Defendant, on this appeal, first challenges the sufficiency of the evidence to sustain the conviction. He argues that there was insufficient evidence from which to find a lack of consent by the prosecu-trix, and further that any violence which may have occurred was not of his own doing. In deciding this issue we, of course, view the testimony offered in the light most favorable to the state. State v. Garrett, 494 S.W.2d 336, 337 [1] (Mo.1973). Furthermore, the issue of the woman’s consent is to be resolved by the jury. Its finding will be interfered with by the appellate court only when it is unreasonable under the evidence presented, State v. Davis, 497 S.W.2d 204, 207 [5] (Mo.App.1973), or unworthy of belief under any reasonable view. State v. Garrett, supra, 494 S.W.2d at 339 [7].

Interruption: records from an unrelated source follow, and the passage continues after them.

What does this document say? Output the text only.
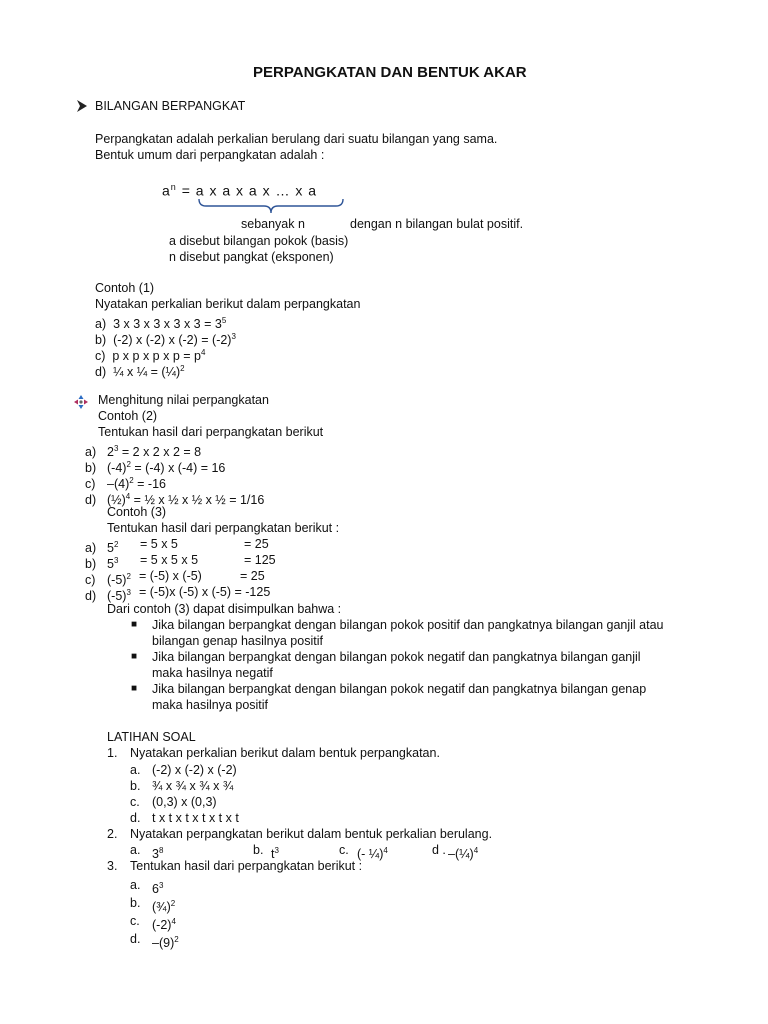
PERPANGKATAN DAN BENTUK AKAR
BILANGAN BERPANGKAT
Perpangkatan adalah perkalian berulang dari suatu bilangan yang sama.
Bentuk umum dari perpangkatan adalah :
$a^n = a$ x a x a x … x a
sebanyak n	dengan n bilangan bulat positif.
a disebut bilangan pokok (basis)
n disebut pangkat (eksponen)
Contoh (1)
Nyatakan perkalian berikut dalam perpangkatan
a) 3 x 3 x 3 x 3 x $3 = 3^5$
b) (-2) x (-2) x $(-2) = (-2)^3$
c) p x p x p x $p = p^4$
d) ¼ x ¼ = (¼)$^2$
Menghitung nilai perpangkatan
Contoh (2)
Tentukan hasil dari perpangkatan berikut
a) $2^3 = 2$ x 2 x 2 = 8
b) $(-4)^2 = (-4)$ x (-4) = 16
c) $-(4)^2 = -16$
d) (½)$^4$ = ½ x ½ x ½ x ½ = 1/16
Contoh (3)
Tentukan hasil dari perpangkatan berikut :
a) $5^2 = 5$ x 5	= 25
b) $5^3 = 5$ x 5 x 5	= 125
c) $(-5)^2 = (-5)$ x (-5)	= 25
d) $(-5)^3 = (-5)x$ (-5) x (-5) = -125
Dari contoh (3) dapat disimpulkan bahwa :
■ Jika bilangan berpangkat dengan bilangan pokok positif dan pangkatnya bilangan ganjil atau
bilangan genap hasilnya positif
■ Jika bilangan berpangkat dengan bilangan pokok negatif dan pangkatnya bilangan ganjil
maka hasilnya negatif
■ Jika bilangan berpangkat dengan bilangan pokok negatif dan pangkatnya bilangan genap
maka hasilnya positif
LATIHAN SOAL
1. Nyatakan perkalian berikut dalam bentuk perpangkatan.
a. (-2) x (-2) x (-2)
b. ¾ x ¾ x ¾ x ¾
c. (0,3) x (0,3)
d. t x t x t x t x t x t
2. Nyatakan perpangkatan berikut dalam bentuk perkalian berulang.
a. $3^8$	b. $t^3$	c. (- ¼)$^4$	d . –(¼)$^4$
3. Tentukan hasil dari perpangkatan berikut :
a. $6^3$
b. (¾)$^2$
c. $(-2)^4$
d. $-(9)^2$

*29As both sides agree, the lack of consent may be established either by a showing of actual force, or alternatively that the victim submitted through a fear induced by violence, or threats of violence. State v. Adams, 380 S.W.2d 362, 367 [2] (Mo.1964); State v. Beck, 368 S.W.2d 490, 493 [2] (Mo.1963). As hypothesized by Instruction No. 2, the verdict director for the charge of rape, the state was proceeding under the second of the two alternatives.

It is apparent from the facts that the jury could reasonably have found the prosecutrix to have submitted to intercourse from fear of violence to herself. She had been struck on at least three occasions prior thereto, one attempted escape had been thwarted, and her repeated pleas to be released had been denied. While the physical abuse may not have been concurrent with the rape itself, the prosecutrix had already experienced what she could expect if she resisted her attackers. See State v. Schuster, 282 S.W.2d 553, 556 [1] (Mo.1955).

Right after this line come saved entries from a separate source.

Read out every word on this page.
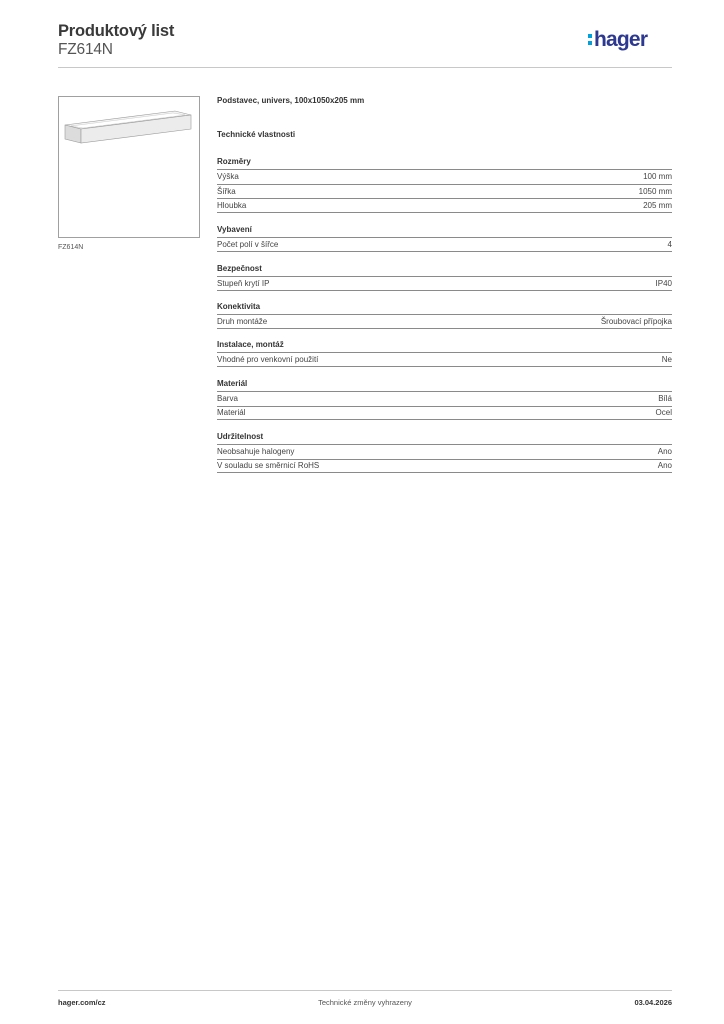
Produktový list
FZ614N	hager
FZ614N
Podstavec, univers, 100x1050x205 mm
Technické vlastnosti
Rozměry
Výška	100 mm
Šířka	1050 mm
Hloubka	205 mm
Vybavení
Počet polí v šířce	4
Bezpečnost
Stupeň krytí IP	IP40
Konektivita
Druh montáže	Šroubovací přípojka
Instalace, montáž
Vhodné pro venkovní použití	Ne
Materiál
Barva	Bílá
Materiál	Ocel
Udržitelnost
Neobsahuje halogeny	Ano
V souladu se směrnicí RoHS	Ano
hager.com/cz	Technické změny vyhrazeny	03.04.2026
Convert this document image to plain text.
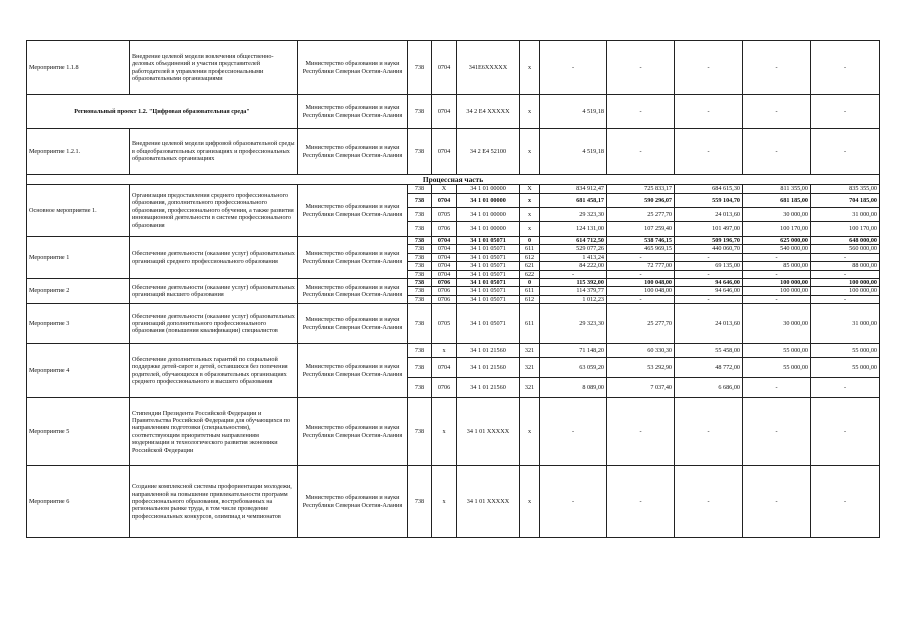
Мероприятие 1.1.8	Внедрение целевой модели вовлечения общественно-деловых объединений и участия представителей работодателей в управлении профессиональными образовательными организациями	Министерство образования и науки Республики Северная Осетия-Алания	738	0704	341E6XXXXX	х	-	-	-	-	-
Региональный проект 1.2. "Цифровая образовательная среда"		Министерство образования и науки Республики Северная Осетия-Алания	738	0704	34 2 E4 XXXXX	х	4 519,18	-	-	-	-
Мероприятие 1.2.1.	Внедрение целевой модели цифровой образовательной среды в общеобразовательных организациях и профессиональных образовательных организациях	Министерство образования и науки Республики Северная Осетия-Алания	738	0704	34 2 E4 52100	х	4 519,18	-	-	-	-
Процессная часть											
Основное мероприятие 1.	Организация предоставления среднего профессионального образования, дополнительного профессионального образования, профессионального обучения, а также развития инновационной деятельности в системе профессионального образования	Министерство образования и науки Республики Северная Осетия-Алания	738	Х	34 1 01 00000	Х	834 912,47	725 833,17	684 615,30	811 355,00	835 355,00
			738	0704	34 1 01 00000	х	681 458,17	590 296,07	559 104,70	681 185,00	704 185,00
			738	0705	34 1 01 00000	х	29 323,30	25 277,70	24 013,60	30 000,00	31 000,00
			738	0706	34 1 01 00000	х	124 131,00	107 259,40	101 497,00	100 170,00	100 170,00
Мероприятие 1	Обеспечение деятельности (оказание услуг) образовательных организаций среднего профессионального образования	Министерство образования и науки Республики Северная Осетия-Алания	738	0704	34 1 01 05071	0	614 712,50	538 746,15	509 196,70	625 000,00	648 000,00
			738	0704	34 1 01 05071	611	529 077,26	465 969,15	440 060,70	540 000,00	560 000,00
			738	0704	34 1 01 05071	612	1 413,24	-	-	-	-
			738	0704	34 1 01 05071	621	84 222,00	72 777,00	69 135,00	85 000,00	88 000,00
			738	0704	34 1 01 05071	622	-	-	-	-	-
Мероприятие 2	Обеспечение деятельности (оказание услуг) образовательных организаций высшего образования	Министерство образования и науки Республики Северная Осетия-Алания	738	0706	34 1 01 05071	0	115 392,00	100 048,00	94 646,00	100 000,00	100 000,00
			738	0706	34 1 01 05071	611	114 379,77	100 048,00	94 646,00	100 000,00	100 000,00
			738	0706	34 1 01 05071	612	1 012,23	-	-	-	-
Мероприятие 3	Обеспечение деятельности (оказание услуг) образовательных организаций дополнительного профессионального образования (повышения квалификации) специалистов	Министерство образования и науки Республики Северная Осетия-Алания	738	0705	34 1 01 05071	611	29 323,30	25 277,70	24 013,60	30 000,00	31 000,00
Мероприятие 4	Обеспечение дополнительных гарантий по социальной поддержке детей-сирот и детей, оставшихся без попечения родителей, обучающихся в образовательных организациях среднего профессионального и высшего образования	Министерство образования и науки Республики Северная Осетия-Алания	738	х	34 1 01 21560	321	71 148,20	60 330,30	55 458,00	55 000,00	55 000,00
			738	0704	34 1 01 21560	321	63 059,20	53 292,90	48 772,00	55 000,00	55 000,00
			738	0706	34 1 01 21560	321	8 089,00	7 037,40	6 686,00	-	-
Мероприятие 5	Стипендии Президента Российской Федерации и Правительства Российской Федерации для обучающихся по направлениям подготовки (специальностям), соответствующим приоритетным направлениям модернизации и технологического развития экономики Российской Федерации	Министерство образования и науки Республики Северная Осетия-Алания	738	х	34 1 01 XXXXX	х	-	-	-	-	-
Мероприятие 6	Создание комплексной системы профориентации молодежи, направленной на повышение привлекательности программ профессионального образования, востребованных на региональном рынке труда, в том числе проведение профессиональных конкурсов, олимпиад и чемпионатов	Министерство образования и науки Республики Северная Осетия-Алания	738	х	34 1 01 XXXXX	х	-	-	-	-	-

Defendant correctly points out that there is no definite indication from the evidence that he himself ever struck the prosecutrix or in any other way threatened her. However, it is not required of the state to prove that the defendant did all of the things which together make up the elements of the crime. It is sufficient if they were done by those persons acting in concert with him. State v. Reed, 453 S.W.2d 946, 948 [1-4] (Mo.1970); State v. Lee, 492 S.W.2d 28, 30 [3] (Mo.App.1973). while it is said that mere presence without some affirmative participation cannot prove complicity, State v. Castaldi, 386 S.W.2d 392, 395 [1-3] (Mo.1965), in the instant case defendant did actively participate by the very act of having intercourse with the victim. He can hardly claim to have been a mere bystander in this chain of events. There was ample evidence from which to find that the prosecutrix did submit through fear of violence exerted by those acting in concert with defendant.

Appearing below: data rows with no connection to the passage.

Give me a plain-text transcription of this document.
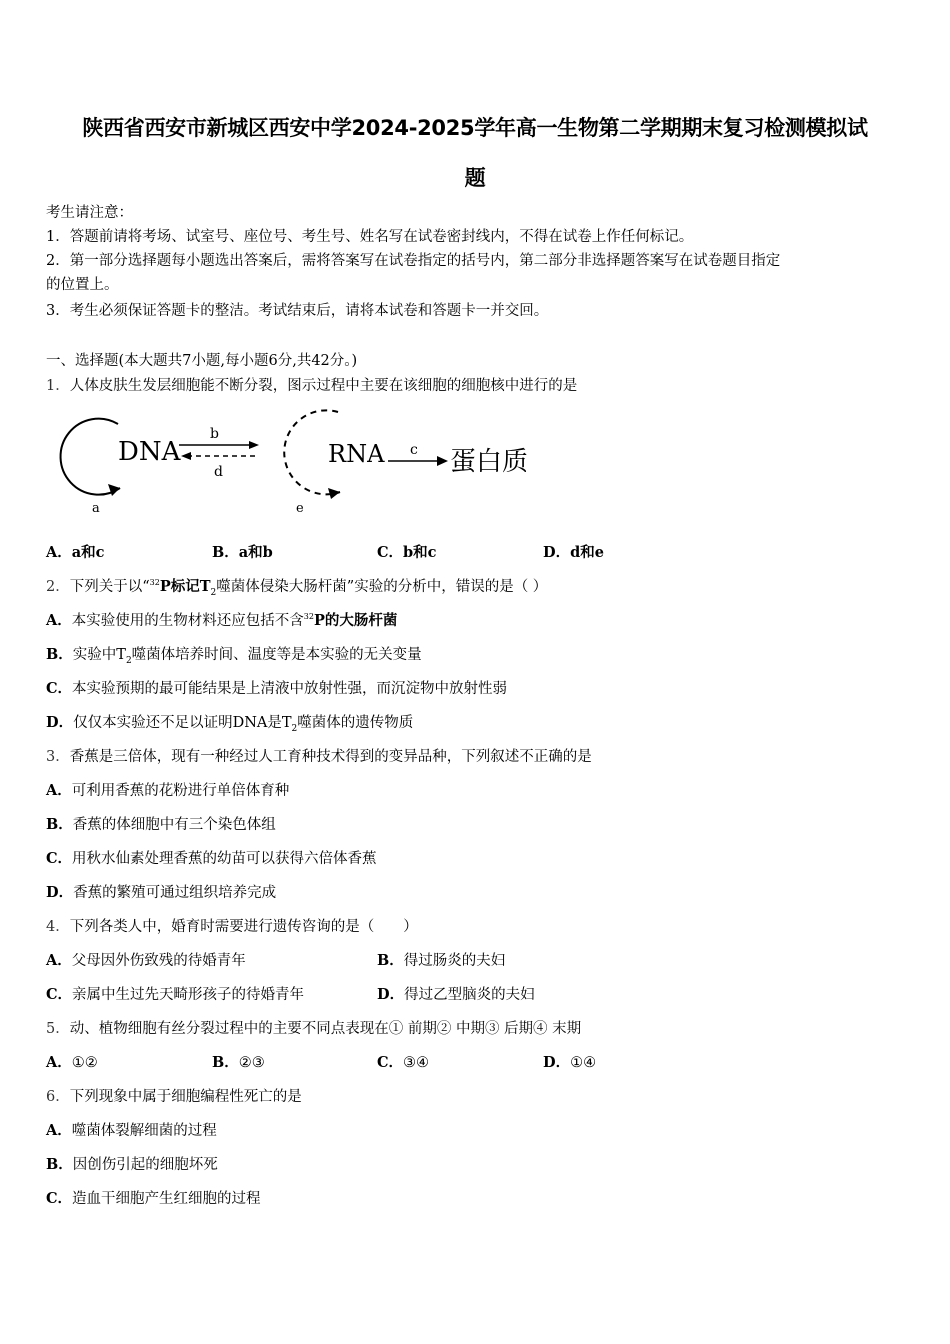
陕西省西安市新城区西安中学2024-2025学年高一生物第二学期期末复习检测模拟试
题
考生请注意：
1．答题前请将考场、试室号、座位号、考生号、姓名写在试卷密封线内，不得在试卷上作任何标记。
2．第一部分选择题每小题选出答案后，需将答案写在试卷指定的括号内，第二部分非选择题答案写在试卷题目指定
的位置上。
3．考生必须保证答题卡的整洁。考试结束后，请将本试卷和答题卡一并交回。
一、选择题(本大题共7小题,每小题6分,共42分。)
1．人体皮肤生发层细胞能不断分裂，图示过程中主要在该细胞的细胞核中进行的是
DNA
a
b
d
RNA
e
c 蛋白质
A．a和c	B．a和b	C．b和c	D．d和e
2．下列关于以“$^{32}$P标记$T_2$噬菌体侵染大肠杆菌”实验的分析中，错误的是（ ）
A．本实验使用的生物材料还应包括不含$^{32}$P的大肠杆菌
B．实验中$T_2$噬菌体培养时间、温度等是本实验的无关变量
C．本实验预期的最可能结果是上清液中放射性强，而沉淀物中放射性弱
D．仅仅本实验还不足以证明DNA是$T_2$噬菌体的遗传物质
3．香蕉是三倍体，现有一种经过人工育种技术得到的变异品种，下列叙述不正确的是
A．可利用香蕉的花粉进行单倍体育种
B．香蕉的体细胞中有三个染色体组
C．用秋水仙素处理香蕉的幼苗可以获得六倍体香蕉
D．香蕉的繁殖可通过组织培养完成
4．下列各类人中，婚育时需要进行遗传咨询的是（　　）
A．父母因外伤致残的待婚青年	B．得过肠炎的夫妇
C．亲属中生过先天畸形孩子的待婚青年	D．得过乙型脑炎的夫妇
5．动、植物细胞有丝分裂过程中的主要不同点表现在① 前期② 中期③ 后期④ 末期
A．①②	B．②③	C．③④	D．①④
6．下列现象中属于细胞编程性死亡的是
A．噬菌体裂解细菌的过程
B．因创伤引起的细胞坏死
C．造血干细胞产生红细胞的过程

Defendant’s second complaint is with Instruction No. 2 which hypothesized the act of sexual intercourse with the victim against her will and by threats of violence. Defendant contends that submission of this instruction was error because there was no showing that he knowingly acted in concert with others to commit forcible rape, and because it exposed him to the possibility of being found guilty by association. What we have said in reference to his first point adequately disposes of the question of the sufficiency of the evidence to support the submission of this instruction. Any possibility of being found guilty by mere association was alleviated by Instruction No. 4 which instructed the jury that mere presence of the defendant was not sufficient to convict unless they also believed that he intentionally aided and abetted the other persons.

Judgment is affirmed.

DOWD, C. J., and CLEMENS and RENDLEN, JJ., concur.